Kooky, there is ton I could say about you, right now. But your name says it all. So, yeah. F you.

In response to kooky kat who said:
Does anyone else find it funny that mooshu, who herself is not a parent, comes to 411 to tell all the “stupid parents” in hoboken about how much they suck! Then berates all “the silly yuppies” for taking the bus into the city instead of the path because they are lazy and/or stupid (even if the commute to the PA makes 1000% more sense than the path for their particular job) is SICK TO DEATH of people defending the peratrators who bully others!! Sick of it!

Talk about a bully!

Hobokent
Member
Hobokent

I was raised in good ol’ middle America, where we (good) whites felt pretty much the same way towards: blacks, Hispanics, Asians, Jews, Catholics, Gays, (didn’t know about Lesbians), Arabs, fat kids, short kids, kids with acne, kids who didn’t have new clothes (did I miss any?) – All were equally deserving of our punishment. I never joined in the abuse, but I saw or heard it every day. I’m not saying that I was above it, but for some reason it never interested me, so it was mostly indifference; I never went out of my way to defend anyone.
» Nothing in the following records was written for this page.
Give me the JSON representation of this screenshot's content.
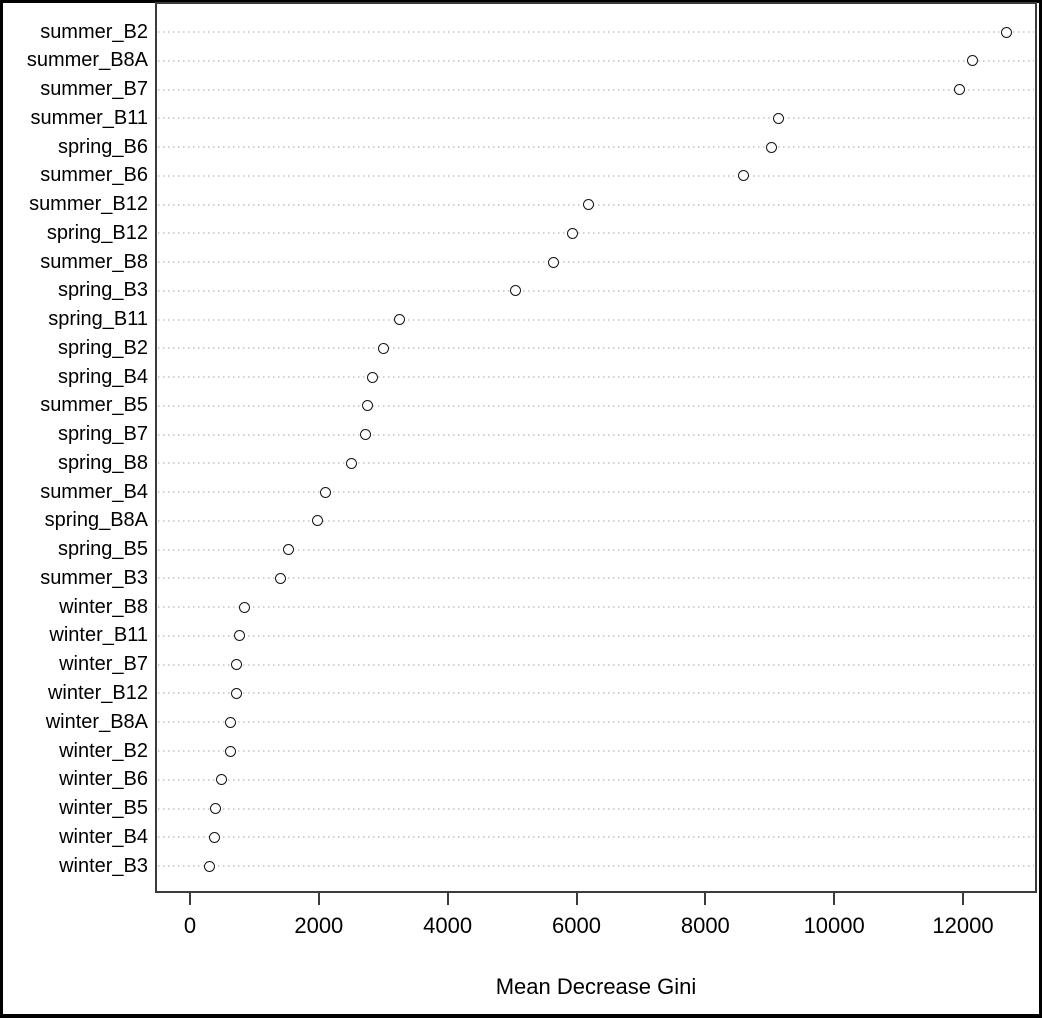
{
  "chart_data": {
    "type": "scatter",
    "variant": "dot-chart",
    "orientation": "horizontal",
    "title": "",
    "xlabel": "Mean Decrease Gini",
    "ylabel": "",
    "x_ticks": [
      0,
      2000,
      4000,
      6000,
      8000,
      10000,
      12000
    ],
    "x_tick_labels": [
      "0",
      "2000",
      "4000",
      "6000",
      "8000",
      "10000",
      "12000"
    ],
    "xlim": [
      -500,
      13150
    ],
    "grid": "horizontal dotted",
    "legend": "none",
    "categories": [
      "summer_B2",
      "summer_B8A",
      "summer_B7",
      "summer_B11",
      "spring_B6",
      "summer_B6",
      "summer_B12",
      "spring_B12",
      "summer_B8",
      "spring_B3",
      "spring_B11",
      "spring_B2",
      "spring_B4",
      "summer_B5",
      "spring_B7",
      "spring_B8",
      "summer_B4",
      "spring_B8A",
      "spring_B5",
      "summer_B3",
      "winter_B8",
      "winter_B11",
      "winter_B7",
      "winter_B12",
      "winter_B8A",
      "winter_B2",
      "winter_B6",
      "winter_B5",
      "winter_B4",
      "winter_B3"
    ],
    "values": [
      12670,
      12150,
      11950,
      9130,
      9030,
      8590,
      6190,
      5940,
      5640,
      5050,
      3260,
      3000,
      2840,
      2750,
      2720,
      2500,
      2100,
      1980,
      1530,
      1410,
      845,
      775,
      725,
      720,
      635,
      630,
      490,
      390,
      385,
      300
    ],
    "point_style": {
      "shape": "open-circle",
      "fill": "#ffffff",
      "stroke": "#151515",
      "radius_px": 5.5
    },
    "colors": {
      "frame": "#3b3b3b",
      "gridline": "#d0d0d0",
      "text": "#000000",
      "background": "#ffffff",
      "figure_border": "#000000"
    }
  }
}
It comes from somewhere and for us, it was our parents. I know, because I heard it at home or in other homes. Though something should be done for these kids, I can’t help but think that it is on some level unfair to those who (see above) dealt with the same crap forever with no one to stand-up for them.

All I can say for these kids is that they should thank God every single day they are in New Jersey in 2010 and not in the midwest back in the early 70’s.

HansBrix
Member
HansBrix

Yes, life is much better in earthly Edens such as Paterson, Passaic, and Camden than some backwards area like Plano.

In response to Hobokent who said:
I was raised in good ol’ middle America, where we (good) whites felt pretty much the same way towards: blacks, Hispanics, Asians, Jews, Catholics, Gays, (didn’t know about Lesbians), Arabs, fat kids, short kids, kids with acne, kids who didn’t have new clothes (did I miss any?) – All were equally deserving of our punishment. I never joined in the abuse, but I saw or heard it every day. I’m not saying that I was above it, but for some reason it never interested me, so it was mostly indifference; I never went out of my way to defend anyone.

It comes from somewhere and for us, it was our parents. I know, because I heard it at home or in other homes. Though something should be done for these kids, I can’t help but think that it is on some level unfair to those who (see above) dealt with the same crap forever with no one to stand-up for them.

All I can say for these kids is that they should thank God every single day they are in New Jersey in 2010 and not in the midwest back in the early 70’s.

mooshu
Member
mooshu

Ha. Thank you.

In response to HansBrix who said:
Yes, life is much better in earthly Edens such as Paterson, Passaic, and Camden than some backwards area like Plano.